How could the Germans in WW II not know they were on the wrong side of history? It genuinely puzzles me. I was watching a WWII documentary tonight and it reminded me of one of the funniest things I've ever seen, which happens to be on this topic (from Mitchell & Webb)...
And it's humorous, but it seems to me there's also a lot of truth to it as well. Obviously it's not just the death's head rings and other paraphernalia, but so many of the obvious policies and practices which I would have thought screamed out a warning to the population that they were becoming the baddies!
- How could those in the military not think it very suspicious and dangerous to swear allegiance to an individual (Hitler) rather than their fellow men or their country? How were the people not thinking, "I don't know about this... This seems a little egotistical and weird. We haven't done this before. It sure seems like a very bad idea."
- Surely the pre-WW II belief that Germany needed vastly more land, lebensraum (living space), implied a significant territorial expansion and war to achieve that end; and while I understand the scarcity of some natural resources (like oil), otherwise Germany was hardly a tiny nation with a population density problem, didn't most people in Germany think, "Well, it'd be nice if we had more land, but we don't really need the extra room *that* much."
- Even if you weren't a diverse multicultural sort of person, and even if you don't know people will be killed as a result, don't you see them rounding up Jews, gypsies, gay people, mentally challenged people, etc. and think, "Hmm, I may not like these people, but this seems a bit much. Should we really be doing this? At the very least isn't it going to make us look bad to the rest of the world?"

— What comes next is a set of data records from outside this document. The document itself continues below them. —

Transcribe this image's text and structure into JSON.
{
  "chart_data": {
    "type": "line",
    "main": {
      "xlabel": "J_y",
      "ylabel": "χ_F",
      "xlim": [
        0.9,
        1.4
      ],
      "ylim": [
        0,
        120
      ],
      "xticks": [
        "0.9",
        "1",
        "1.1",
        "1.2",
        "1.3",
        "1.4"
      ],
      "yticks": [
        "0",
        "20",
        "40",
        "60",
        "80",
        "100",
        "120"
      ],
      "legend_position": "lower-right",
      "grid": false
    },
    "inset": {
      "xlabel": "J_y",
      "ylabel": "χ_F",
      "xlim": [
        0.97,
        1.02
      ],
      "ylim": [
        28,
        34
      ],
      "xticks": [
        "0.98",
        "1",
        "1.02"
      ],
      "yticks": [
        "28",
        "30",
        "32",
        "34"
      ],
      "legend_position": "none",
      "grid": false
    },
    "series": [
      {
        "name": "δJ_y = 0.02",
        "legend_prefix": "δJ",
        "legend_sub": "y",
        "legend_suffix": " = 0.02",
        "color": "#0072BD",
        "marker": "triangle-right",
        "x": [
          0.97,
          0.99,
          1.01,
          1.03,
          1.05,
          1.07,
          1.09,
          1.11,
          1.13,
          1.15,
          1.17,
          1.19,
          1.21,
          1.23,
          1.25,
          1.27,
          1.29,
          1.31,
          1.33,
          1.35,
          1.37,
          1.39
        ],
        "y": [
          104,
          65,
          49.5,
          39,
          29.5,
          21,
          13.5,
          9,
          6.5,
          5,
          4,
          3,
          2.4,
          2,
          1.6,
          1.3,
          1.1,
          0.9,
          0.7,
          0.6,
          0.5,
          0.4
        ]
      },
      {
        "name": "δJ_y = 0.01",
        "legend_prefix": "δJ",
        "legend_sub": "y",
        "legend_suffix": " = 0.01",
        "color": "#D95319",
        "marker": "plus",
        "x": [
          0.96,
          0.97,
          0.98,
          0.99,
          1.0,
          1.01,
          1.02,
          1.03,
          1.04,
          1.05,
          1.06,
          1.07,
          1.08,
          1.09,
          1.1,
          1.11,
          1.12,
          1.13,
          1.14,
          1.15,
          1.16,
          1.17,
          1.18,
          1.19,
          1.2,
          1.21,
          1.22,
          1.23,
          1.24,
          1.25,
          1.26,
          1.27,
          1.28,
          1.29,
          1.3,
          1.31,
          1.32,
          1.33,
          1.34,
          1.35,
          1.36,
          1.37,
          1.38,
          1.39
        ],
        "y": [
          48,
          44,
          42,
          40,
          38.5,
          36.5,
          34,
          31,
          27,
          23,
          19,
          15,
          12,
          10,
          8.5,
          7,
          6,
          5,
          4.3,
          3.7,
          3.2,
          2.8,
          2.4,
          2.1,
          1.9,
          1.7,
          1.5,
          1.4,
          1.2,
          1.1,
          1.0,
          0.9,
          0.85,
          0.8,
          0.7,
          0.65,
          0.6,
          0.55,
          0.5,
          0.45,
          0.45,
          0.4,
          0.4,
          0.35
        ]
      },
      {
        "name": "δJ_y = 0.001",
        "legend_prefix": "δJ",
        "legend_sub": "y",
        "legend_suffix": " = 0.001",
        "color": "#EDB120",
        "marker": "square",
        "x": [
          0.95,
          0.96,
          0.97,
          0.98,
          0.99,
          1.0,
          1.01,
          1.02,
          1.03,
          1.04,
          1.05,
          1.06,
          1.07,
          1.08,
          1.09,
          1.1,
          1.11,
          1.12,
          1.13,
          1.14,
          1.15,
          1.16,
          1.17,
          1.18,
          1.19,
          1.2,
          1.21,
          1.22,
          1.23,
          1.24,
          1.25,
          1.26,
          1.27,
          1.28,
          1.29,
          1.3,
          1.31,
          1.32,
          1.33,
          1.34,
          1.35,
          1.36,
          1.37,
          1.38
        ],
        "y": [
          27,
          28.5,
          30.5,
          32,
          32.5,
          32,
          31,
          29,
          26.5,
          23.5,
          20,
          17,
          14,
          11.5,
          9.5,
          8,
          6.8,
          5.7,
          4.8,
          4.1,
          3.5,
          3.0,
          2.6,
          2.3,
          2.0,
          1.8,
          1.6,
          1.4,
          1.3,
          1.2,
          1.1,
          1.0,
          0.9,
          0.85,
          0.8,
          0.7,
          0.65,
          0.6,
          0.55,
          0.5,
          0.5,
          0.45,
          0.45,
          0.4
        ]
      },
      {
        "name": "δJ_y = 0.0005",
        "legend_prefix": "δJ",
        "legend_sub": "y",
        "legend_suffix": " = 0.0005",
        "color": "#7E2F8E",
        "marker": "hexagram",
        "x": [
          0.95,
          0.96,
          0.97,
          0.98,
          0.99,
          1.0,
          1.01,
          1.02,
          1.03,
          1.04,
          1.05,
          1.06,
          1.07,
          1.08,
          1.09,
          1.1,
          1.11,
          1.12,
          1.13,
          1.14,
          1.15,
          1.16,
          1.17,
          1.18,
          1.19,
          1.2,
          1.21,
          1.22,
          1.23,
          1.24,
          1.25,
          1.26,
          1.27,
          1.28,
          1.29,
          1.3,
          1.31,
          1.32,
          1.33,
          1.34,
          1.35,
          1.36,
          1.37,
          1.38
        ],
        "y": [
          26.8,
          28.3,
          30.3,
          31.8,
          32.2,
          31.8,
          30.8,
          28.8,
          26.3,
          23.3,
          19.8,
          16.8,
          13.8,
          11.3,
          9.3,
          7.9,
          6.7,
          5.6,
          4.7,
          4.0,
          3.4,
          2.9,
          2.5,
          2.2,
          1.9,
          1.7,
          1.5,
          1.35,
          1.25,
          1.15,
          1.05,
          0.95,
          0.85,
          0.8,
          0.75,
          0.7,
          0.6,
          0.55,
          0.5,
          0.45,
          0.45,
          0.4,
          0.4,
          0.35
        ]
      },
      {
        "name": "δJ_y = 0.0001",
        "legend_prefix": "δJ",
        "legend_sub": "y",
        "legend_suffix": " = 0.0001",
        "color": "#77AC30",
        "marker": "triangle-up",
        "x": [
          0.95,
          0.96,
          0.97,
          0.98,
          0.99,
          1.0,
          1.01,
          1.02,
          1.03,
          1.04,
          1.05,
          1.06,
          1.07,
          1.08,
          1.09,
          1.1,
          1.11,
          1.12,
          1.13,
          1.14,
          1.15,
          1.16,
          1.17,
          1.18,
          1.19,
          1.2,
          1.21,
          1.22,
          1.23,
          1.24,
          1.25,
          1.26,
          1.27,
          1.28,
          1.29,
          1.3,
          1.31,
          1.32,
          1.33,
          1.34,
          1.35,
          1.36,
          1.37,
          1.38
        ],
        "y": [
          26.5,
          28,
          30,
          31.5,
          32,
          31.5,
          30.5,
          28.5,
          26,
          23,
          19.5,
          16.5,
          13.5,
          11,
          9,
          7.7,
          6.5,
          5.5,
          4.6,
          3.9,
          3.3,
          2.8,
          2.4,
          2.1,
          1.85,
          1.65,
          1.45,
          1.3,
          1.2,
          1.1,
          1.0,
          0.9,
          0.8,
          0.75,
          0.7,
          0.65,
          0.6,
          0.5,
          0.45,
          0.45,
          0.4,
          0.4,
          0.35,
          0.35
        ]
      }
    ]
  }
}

- Didn't the German people think it was a bit strange that their nation kept making and then a few months later going against agreements they made with other countries? I know they had their own nuanced view of why the commitments could be ignored, no doubt casting themselves as the innocent parties, but still, they made and then went against quite a lot of agreements in quite a short time, resulting in war with the Czechs, the Poles, the Russians, and ultimately the rest of the world. I would have thought many of them would stop and think, "Gee, everyone sure seems hostile to us all of a sudden. I know Hitler is telling us we are getting screwed over by, but we do seem to be the ones bombing other people's cities, and leading our tanks and troops into their countries, not vice versa. Maybe we are being a little rash in our diplomatic response here."
- Didn't the German people think the SA, the SS, and the Gestapo were kind of unseemly? The SA at the very least was notoriously and blatantly thugish. Wouldn't a lot of people have thought, "Hmm, I'm not sure I can get behind a leader who supports and is supported by these sorts of groups . I think we need someone a little more enlightened."
- And what about the Hitler youth? Only a few parents thought it pretty vile that their children were being so obviously indoctrinated? I get that all children are indoctrinated, in the modern age by cartoons, by the Boy Scouts of America, by their church, by their friends, by their friends' parents, by their nation, by brands, by social media, by..., etc. but still, there was little subtlety going on so far as I can tell in Germany at this time. Wouldn't parents think, "I heard Hans singing a new song he learned today and I'm a little uncomfortable with all the references to Jews and the promise to serve Hitler."
Obviously hindsight is 20/20, and I know a lot of people (though an effective minority) did oppose Hitler, and I get that Germany was coming out of a deep depression following WWI, and I get that Germany is in no way unique here, that any other populace in similar circumstances may have reacted in effectively the same way... but I just find it perpetually shocking that it happened, that all the normal rules most of us imagine exist to govern human behavior and make us better than bad can be somehow suspended and that the German people wouldn't realize, on some level, that in that situation, they were the baddies.